Introduction: Many people think after being convicted of a crime that it will destroy your life. In many ways it does. However, in the United States there is a way to wipe out many past crimes. Read below to see how this is done.
Question: Dear Mr. Cheng – I was previously convicted of a crime. I got a DUI, convicted and given probation. I was also arrested for theft but that did not result in a conviction. Everywhere I apply to they always ask whether I have been arrested before. Every time I tell them of my previous DUI and arrest for theft they never hire me. I am a changed man. I know you were a former prosecutor before. Is there a way to erase my records?
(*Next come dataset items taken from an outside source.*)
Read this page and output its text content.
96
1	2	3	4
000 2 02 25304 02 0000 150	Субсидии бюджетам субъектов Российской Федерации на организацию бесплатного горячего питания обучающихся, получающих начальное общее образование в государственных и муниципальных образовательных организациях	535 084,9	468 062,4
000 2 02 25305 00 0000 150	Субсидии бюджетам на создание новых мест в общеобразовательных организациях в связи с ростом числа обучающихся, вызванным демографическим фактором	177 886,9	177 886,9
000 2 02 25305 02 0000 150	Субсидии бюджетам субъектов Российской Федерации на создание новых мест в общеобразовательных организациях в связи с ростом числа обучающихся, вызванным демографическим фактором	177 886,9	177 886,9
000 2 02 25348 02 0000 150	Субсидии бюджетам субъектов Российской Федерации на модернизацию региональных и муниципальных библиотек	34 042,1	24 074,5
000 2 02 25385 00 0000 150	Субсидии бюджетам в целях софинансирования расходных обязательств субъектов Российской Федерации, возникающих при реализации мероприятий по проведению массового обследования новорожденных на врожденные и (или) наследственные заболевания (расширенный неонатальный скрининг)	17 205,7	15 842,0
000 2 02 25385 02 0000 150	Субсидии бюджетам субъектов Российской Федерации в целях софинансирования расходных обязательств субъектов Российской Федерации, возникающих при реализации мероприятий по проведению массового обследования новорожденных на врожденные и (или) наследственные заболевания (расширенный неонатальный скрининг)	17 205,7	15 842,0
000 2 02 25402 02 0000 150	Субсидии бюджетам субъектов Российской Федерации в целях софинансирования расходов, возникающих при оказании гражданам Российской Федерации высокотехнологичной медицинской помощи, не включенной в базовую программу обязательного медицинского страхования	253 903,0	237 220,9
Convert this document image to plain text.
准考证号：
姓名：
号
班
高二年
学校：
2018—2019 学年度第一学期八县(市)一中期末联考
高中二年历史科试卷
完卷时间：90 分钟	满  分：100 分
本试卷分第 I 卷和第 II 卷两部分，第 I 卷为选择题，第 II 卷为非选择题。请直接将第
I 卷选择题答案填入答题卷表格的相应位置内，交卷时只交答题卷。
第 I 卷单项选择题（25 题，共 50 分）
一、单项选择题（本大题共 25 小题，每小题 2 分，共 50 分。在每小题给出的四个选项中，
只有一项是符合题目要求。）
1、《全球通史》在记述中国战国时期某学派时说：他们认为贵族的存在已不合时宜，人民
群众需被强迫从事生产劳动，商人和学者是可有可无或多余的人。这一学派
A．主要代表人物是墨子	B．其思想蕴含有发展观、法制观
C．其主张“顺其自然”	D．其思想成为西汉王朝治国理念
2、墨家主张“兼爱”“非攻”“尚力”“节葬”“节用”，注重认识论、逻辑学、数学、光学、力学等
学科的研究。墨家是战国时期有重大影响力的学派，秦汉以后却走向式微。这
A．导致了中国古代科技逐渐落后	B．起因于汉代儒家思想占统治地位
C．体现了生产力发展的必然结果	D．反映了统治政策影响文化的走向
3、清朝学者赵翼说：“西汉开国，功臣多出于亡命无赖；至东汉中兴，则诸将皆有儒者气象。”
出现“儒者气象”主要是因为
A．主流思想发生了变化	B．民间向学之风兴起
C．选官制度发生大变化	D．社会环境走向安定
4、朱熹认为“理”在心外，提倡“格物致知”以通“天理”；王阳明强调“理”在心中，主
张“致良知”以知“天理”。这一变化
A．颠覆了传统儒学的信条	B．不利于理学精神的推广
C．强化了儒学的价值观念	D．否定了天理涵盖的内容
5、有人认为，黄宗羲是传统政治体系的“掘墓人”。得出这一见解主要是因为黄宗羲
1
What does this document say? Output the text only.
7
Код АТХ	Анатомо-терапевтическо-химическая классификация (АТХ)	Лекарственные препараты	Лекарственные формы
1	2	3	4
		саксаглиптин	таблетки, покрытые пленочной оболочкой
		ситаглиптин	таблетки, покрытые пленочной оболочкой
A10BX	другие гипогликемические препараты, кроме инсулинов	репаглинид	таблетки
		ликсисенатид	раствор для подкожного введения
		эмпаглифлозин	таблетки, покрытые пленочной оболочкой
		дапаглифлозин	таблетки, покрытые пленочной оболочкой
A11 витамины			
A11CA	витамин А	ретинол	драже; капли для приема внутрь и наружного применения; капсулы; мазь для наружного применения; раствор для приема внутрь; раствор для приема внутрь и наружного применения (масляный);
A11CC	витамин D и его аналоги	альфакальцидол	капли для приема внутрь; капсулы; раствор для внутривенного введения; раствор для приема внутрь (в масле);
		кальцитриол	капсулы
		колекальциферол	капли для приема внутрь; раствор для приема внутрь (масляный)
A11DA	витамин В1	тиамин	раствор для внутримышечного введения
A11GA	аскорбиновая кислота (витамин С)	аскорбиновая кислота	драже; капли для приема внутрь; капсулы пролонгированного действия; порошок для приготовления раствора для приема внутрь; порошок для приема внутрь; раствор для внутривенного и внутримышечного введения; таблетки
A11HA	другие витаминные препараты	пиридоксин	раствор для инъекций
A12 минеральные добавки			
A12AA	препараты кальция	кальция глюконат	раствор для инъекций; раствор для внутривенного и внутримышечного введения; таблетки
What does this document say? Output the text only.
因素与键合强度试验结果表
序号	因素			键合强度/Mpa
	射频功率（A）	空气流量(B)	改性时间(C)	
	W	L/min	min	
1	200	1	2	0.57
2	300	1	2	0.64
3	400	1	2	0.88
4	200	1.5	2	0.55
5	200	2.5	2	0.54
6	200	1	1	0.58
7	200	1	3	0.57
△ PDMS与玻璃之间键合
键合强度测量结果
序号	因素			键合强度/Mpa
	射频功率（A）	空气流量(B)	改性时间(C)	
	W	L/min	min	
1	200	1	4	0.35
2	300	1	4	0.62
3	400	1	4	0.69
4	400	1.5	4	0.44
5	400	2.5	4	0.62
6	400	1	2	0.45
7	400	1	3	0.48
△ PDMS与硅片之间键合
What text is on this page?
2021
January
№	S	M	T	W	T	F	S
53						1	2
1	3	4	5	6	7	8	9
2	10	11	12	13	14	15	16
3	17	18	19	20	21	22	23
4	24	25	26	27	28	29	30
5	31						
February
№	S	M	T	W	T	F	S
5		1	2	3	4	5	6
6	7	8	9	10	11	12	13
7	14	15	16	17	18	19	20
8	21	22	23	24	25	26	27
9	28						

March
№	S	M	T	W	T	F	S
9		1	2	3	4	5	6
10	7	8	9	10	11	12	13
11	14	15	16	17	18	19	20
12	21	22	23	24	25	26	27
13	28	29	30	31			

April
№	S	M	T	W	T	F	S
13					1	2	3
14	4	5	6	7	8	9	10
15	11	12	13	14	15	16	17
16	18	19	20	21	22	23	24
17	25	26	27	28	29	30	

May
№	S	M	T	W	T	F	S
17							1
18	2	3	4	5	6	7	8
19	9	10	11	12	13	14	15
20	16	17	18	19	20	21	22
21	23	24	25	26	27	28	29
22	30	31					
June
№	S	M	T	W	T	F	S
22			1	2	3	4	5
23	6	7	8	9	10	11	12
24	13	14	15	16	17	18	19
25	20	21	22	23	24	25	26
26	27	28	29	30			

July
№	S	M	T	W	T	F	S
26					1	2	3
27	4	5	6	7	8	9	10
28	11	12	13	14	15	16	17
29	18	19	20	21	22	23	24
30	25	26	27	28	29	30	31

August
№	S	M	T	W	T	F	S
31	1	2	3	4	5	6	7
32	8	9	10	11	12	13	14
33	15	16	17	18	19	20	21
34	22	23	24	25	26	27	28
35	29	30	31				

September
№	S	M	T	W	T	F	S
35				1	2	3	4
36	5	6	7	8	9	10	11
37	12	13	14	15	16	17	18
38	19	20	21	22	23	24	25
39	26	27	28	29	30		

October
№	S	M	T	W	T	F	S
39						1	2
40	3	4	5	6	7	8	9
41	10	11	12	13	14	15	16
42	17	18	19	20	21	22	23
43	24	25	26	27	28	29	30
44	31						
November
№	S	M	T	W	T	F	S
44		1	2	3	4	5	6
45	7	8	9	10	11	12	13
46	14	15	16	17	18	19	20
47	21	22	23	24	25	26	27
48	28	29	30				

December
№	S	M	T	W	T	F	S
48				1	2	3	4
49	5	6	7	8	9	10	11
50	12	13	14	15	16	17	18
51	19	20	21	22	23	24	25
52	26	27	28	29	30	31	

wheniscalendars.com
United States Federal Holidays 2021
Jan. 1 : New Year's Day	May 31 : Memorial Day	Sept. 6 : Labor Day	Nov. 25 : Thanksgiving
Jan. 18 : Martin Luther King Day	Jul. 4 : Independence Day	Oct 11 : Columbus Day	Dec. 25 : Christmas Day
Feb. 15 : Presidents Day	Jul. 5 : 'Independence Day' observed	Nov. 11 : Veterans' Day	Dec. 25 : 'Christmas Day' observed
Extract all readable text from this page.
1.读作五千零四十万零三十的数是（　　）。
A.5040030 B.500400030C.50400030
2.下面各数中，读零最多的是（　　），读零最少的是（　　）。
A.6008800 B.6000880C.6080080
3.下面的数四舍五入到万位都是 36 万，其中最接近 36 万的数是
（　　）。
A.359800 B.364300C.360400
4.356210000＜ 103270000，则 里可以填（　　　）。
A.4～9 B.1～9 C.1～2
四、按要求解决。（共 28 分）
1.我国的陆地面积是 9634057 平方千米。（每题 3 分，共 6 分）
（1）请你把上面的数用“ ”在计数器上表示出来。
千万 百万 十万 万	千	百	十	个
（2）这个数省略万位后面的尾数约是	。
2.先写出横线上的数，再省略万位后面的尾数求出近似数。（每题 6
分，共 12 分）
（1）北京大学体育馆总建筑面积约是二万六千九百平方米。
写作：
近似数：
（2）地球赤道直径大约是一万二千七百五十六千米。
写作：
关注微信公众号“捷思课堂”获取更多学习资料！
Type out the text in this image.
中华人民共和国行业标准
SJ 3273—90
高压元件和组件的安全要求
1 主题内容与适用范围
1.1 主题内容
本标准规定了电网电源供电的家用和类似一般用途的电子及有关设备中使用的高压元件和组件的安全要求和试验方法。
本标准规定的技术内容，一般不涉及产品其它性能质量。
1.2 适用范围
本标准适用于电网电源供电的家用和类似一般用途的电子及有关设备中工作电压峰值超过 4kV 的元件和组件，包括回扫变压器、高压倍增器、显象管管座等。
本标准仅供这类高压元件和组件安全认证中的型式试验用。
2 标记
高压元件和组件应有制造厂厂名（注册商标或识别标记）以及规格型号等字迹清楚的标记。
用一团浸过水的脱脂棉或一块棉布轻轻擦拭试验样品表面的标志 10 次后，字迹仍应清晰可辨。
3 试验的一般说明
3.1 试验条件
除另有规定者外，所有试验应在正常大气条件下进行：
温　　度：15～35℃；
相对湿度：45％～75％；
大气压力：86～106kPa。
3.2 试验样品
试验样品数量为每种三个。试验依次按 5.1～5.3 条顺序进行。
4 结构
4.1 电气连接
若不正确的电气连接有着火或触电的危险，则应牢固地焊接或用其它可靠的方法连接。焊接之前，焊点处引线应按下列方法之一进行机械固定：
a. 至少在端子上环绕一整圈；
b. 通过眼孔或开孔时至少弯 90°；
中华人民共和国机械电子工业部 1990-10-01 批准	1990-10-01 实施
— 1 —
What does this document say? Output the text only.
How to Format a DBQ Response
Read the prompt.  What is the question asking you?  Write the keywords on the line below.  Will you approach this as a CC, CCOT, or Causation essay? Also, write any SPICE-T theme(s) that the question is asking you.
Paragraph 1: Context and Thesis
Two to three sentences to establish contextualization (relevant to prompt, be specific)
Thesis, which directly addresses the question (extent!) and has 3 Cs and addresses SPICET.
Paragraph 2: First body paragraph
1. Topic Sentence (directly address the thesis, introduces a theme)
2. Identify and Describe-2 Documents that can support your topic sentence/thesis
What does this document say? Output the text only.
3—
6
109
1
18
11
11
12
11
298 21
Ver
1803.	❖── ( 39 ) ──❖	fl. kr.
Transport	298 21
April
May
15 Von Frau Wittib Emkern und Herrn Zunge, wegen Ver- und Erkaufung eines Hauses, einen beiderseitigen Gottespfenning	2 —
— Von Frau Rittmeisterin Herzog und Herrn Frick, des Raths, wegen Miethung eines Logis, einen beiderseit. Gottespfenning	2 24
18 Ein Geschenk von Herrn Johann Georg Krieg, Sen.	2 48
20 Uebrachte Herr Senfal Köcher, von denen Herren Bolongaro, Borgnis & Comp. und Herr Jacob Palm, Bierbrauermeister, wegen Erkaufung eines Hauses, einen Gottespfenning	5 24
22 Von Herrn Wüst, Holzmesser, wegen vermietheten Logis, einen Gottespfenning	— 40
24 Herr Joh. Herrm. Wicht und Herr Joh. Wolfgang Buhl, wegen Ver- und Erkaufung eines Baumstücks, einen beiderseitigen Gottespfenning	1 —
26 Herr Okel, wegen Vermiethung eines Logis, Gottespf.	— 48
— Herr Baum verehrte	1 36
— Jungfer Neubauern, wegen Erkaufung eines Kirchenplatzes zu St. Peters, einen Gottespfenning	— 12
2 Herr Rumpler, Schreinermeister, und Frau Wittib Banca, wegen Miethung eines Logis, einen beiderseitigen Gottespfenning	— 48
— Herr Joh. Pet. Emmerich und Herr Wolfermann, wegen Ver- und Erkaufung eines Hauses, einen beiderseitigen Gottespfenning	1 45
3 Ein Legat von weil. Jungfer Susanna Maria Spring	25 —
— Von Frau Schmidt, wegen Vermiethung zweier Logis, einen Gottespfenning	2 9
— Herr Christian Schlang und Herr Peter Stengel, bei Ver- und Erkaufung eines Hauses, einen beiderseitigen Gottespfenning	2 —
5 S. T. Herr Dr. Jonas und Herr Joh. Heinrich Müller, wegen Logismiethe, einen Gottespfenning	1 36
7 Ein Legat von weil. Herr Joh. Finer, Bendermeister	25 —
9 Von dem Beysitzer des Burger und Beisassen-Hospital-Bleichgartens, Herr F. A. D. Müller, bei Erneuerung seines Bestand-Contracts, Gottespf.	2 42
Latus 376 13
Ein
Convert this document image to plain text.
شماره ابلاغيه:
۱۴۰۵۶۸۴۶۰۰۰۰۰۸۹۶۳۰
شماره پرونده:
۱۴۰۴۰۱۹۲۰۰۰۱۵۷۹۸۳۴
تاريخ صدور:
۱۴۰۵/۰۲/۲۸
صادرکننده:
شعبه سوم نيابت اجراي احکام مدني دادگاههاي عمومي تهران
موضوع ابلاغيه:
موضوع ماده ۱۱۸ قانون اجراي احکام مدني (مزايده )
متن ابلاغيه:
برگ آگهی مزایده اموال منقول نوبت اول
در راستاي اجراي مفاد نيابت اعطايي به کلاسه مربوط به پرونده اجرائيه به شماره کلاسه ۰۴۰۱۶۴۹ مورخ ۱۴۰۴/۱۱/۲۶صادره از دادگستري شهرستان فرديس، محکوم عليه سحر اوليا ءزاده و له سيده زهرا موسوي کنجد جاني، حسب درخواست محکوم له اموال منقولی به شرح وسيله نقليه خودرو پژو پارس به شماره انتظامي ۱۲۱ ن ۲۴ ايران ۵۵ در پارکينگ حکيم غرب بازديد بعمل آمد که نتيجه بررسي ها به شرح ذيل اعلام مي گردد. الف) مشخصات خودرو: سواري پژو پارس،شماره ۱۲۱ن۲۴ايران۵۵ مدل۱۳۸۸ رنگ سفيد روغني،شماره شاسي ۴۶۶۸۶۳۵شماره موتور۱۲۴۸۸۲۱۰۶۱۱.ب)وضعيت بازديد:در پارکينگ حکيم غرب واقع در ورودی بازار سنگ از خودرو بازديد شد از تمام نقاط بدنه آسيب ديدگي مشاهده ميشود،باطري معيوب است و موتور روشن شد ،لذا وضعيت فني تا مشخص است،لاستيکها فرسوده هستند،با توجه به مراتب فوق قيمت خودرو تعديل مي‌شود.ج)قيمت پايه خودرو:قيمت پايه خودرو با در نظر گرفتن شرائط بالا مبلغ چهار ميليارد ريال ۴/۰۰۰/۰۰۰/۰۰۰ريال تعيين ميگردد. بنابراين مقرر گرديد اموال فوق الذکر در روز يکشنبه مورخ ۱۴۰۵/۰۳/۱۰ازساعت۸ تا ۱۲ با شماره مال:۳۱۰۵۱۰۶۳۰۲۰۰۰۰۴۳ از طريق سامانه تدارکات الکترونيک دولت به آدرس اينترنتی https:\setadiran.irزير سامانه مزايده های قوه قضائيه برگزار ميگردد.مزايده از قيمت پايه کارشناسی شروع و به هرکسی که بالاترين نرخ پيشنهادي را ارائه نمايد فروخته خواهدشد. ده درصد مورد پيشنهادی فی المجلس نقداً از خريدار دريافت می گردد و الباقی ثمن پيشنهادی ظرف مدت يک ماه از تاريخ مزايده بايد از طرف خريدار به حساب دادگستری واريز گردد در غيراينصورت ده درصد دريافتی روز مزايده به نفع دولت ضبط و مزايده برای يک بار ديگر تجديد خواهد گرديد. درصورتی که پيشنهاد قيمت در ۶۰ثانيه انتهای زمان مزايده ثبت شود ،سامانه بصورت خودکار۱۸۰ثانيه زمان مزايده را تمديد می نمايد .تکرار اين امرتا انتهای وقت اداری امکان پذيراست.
Richard – San Gabriel
Answer: Dear Richard, before I address the issue I want you to know that for the arrest for theft never needs to be disclosed. Under Labor Code 432.7, employers generally cannot ask about arrests or detentions that did not result in conviction. A violation of this section gives damages to the potential employee. Unlike other countries, if you are convicted of a misdemeanor or a felony and are not sentenced to state prison or under the authority of the California Department of Corrections, you can petition for a dismissal. (This means you were given county jail time, probation, a fine, or a combination of those three). If you are petitioning for a dismissal, the court upon proper motion may withdraw your guilty or nolo contendere (no contest) plea, or verdict of guilt if you went to trial, and enter a not guilty plea. Then the court will set aside and dismiss the conviction. From that point forward, you are considered no longer convicted of the offense. Your record will be changed to show a dismissal rather than a conviction. If you were convicted of a felony and done with your jail time in county jail, file a petition to have the felony reduced to a misdemeanor and have the conviction dismissed. There are several exceptions. Those include mostly sex crimes. Under most circumstances, private employers cannot ask about any convictions dismissed. Using Labor Code 432.7, because your conviction is dismissed, you do not have to report it. However, if you are applying for a government job, you must respond when asked about prior convictions, “YES-CONVICTION DISMISSED.” In California however, government employers will treat you the same as if you have never been convicted of a crime. Licensing agencies will treat you as if you have never been convicted of a crime. Note that dismissed convictions cannot do the following. Dismissed convictions can still affect your driving privileges. A dismissed conviction can still be used against you in Court. A dismissed conviction will still require you to register as a sex offender.